Karena itu, penghargaan kepada Ariawan diharapkan tidak hanya menjadi apresiasi secara personal, tetapi juga mendorong jurnalis muda lainnya untuk terus menghasilkan karya dan berkontribusi terhadap perkembangan pers Indonesia.
Dalam kegiatan tersebut, SDI juga memberikan penghargaan kepada sejumlah tokoh dari berbagai bidang.
Wakil Menteri Ketenagakerjaan Afriansyah Noor mendapat penghargaan sebagai ‘Tokoh Muda Peduli Buruh’. Sementara Dr. Hendrajit menerima penghargaan sebagai ‘Tokoh Outstanding Geopolitical Thinker & Strategic Nation-Building Contributor’.
Penghargaan lainnya diberikan kepada Menteri Lingkungan Hidup Mohammad Jumhur Hidayat sebagai ‘Tokoh Pergerakan Indonesia: Pelopor Kedaulatan Ekologis & Kesejahteraan Rakyat’.
Adapun Menteri Koperasi Ferry Juliantono mendapat penghargaan sebagai ‘Tokoh Transformasi Koperasi Modern Indonesia’.

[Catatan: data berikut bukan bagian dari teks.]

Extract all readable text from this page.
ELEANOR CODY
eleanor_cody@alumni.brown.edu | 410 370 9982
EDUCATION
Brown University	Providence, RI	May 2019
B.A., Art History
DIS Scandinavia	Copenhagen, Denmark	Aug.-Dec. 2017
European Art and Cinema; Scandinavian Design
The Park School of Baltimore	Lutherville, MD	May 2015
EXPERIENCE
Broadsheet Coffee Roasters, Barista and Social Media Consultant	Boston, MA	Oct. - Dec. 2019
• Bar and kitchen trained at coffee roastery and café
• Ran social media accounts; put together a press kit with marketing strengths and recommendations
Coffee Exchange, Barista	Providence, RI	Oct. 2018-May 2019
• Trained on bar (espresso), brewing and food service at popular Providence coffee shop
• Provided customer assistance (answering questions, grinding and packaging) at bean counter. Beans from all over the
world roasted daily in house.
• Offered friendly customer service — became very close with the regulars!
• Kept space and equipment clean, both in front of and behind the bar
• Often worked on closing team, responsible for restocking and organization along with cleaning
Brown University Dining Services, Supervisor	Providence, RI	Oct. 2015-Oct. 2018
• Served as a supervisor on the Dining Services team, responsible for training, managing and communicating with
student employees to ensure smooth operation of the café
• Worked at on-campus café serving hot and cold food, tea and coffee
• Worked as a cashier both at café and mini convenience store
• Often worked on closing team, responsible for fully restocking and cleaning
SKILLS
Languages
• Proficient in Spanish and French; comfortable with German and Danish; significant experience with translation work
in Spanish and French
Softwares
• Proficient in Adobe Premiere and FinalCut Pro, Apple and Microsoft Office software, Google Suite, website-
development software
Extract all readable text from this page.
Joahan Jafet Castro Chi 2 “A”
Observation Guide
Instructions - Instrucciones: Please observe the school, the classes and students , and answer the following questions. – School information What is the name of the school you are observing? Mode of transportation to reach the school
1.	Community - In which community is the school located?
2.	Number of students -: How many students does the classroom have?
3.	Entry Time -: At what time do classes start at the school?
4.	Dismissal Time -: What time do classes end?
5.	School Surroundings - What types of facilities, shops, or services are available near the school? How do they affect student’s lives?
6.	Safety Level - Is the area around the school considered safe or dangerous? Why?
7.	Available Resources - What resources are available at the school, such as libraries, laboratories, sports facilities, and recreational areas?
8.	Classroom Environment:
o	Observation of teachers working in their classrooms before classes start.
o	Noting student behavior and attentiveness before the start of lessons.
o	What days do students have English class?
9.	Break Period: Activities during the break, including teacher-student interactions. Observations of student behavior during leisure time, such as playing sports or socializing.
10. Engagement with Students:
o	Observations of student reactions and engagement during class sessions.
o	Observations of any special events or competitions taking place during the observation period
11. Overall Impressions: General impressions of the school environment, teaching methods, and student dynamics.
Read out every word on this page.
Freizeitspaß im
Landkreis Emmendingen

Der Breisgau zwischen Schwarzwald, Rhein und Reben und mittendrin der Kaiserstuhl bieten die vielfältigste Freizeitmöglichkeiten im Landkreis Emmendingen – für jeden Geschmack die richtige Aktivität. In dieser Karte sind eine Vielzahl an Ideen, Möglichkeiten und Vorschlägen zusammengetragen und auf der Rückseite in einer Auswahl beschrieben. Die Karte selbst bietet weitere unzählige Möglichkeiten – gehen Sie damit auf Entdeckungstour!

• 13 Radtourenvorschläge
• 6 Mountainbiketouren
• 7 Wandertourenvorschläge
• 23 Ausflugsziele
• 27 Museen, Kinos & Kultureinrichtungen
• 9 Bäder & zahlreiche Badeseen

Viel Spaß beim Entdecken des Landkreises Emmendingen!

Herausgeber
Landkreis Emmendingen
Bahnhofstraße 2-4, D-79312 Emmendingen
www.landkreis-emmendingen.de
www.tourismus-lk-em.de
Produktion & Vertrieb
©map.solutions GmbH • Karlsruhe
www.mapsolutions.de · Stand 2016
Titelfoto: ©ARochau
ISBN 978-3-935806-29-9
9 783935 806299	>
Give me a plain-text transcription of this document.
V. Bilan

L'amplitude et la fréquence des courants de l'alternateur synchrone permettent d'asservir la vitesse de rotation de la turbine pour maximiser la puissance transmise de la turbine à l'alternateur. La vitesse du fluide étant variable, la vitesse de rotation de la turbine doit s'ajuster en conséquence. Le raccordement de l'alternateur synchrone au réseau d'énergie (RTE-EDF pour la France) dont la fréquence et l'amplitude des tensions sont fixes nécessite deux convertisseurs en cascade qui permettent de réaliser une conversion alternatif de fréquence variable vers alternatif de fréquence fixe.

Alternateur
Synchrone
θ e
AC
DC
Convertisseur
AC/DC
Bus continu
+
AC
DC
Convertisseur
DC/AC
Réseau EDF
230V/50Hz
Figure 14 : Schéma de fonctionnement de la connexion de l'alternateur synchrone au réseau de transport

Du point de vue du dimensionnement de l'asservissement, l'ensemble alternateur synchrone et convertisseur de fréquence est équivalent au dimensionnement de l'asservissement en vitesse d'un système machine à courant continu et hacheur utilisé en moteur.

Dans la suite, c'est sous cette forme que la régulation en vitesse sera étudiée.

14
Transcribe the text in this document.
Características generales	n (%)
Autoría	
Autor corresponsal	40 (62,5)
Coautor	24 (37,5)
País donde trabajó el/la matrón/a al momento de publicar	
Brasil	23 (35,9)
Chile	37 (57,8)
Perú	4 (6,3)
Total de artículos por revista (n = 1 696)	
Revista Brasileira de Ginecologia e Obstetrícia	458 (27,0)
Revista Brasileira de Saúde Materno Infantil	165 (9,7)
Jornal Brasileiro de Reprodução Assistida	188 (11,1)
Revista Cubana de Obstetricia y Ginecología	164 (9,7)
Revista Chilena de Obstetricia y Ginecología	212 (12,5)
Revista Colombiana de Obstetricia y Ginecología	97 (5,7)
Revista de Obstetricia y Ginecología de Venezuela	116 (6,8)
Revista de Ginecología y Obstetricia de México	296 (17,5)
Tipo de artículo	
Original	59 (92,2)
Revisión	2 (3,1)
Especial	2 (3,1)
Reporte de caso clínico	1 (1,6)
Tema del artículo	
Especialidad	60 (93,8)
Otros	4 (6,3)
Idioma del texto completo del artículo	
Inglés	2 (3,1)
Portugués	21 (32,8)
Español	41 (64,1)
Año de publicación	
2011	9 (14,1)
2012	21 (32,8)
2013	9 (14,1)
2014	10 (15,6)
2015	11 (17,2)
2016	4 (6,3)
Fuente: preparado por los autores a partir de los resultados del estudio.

Frans mengatakan, SDI berupaya menjadikan dialog, pertukaran gagasan, dan keterlibatan generasi muda sebagai bagian dari upaya membangun kehidupan kebangsaan yang terbuka dan konstruktif.
Dalam konteks jurnalistik, ia berharap penghargaan tersebut dapat memotivasi generasi muda untuk memadukan kreativitas dengan integritas, kemampuan beradaptasi, serta tanggung jawab kepada publik.
“Kiprah Dr. Ariawan sebagai Tokoh Muda Jurnalistik Kreatif diharapkan dapat menjadi inspirasi bagi lahirnya lebih banyak karya jurnalistik berkualitas serta mendorong generasi muda untuk menjadikan pers sebagai ruang pengabdian, edukasi, dan penyampaian gagasan bagi masyarakat,” kata Frans.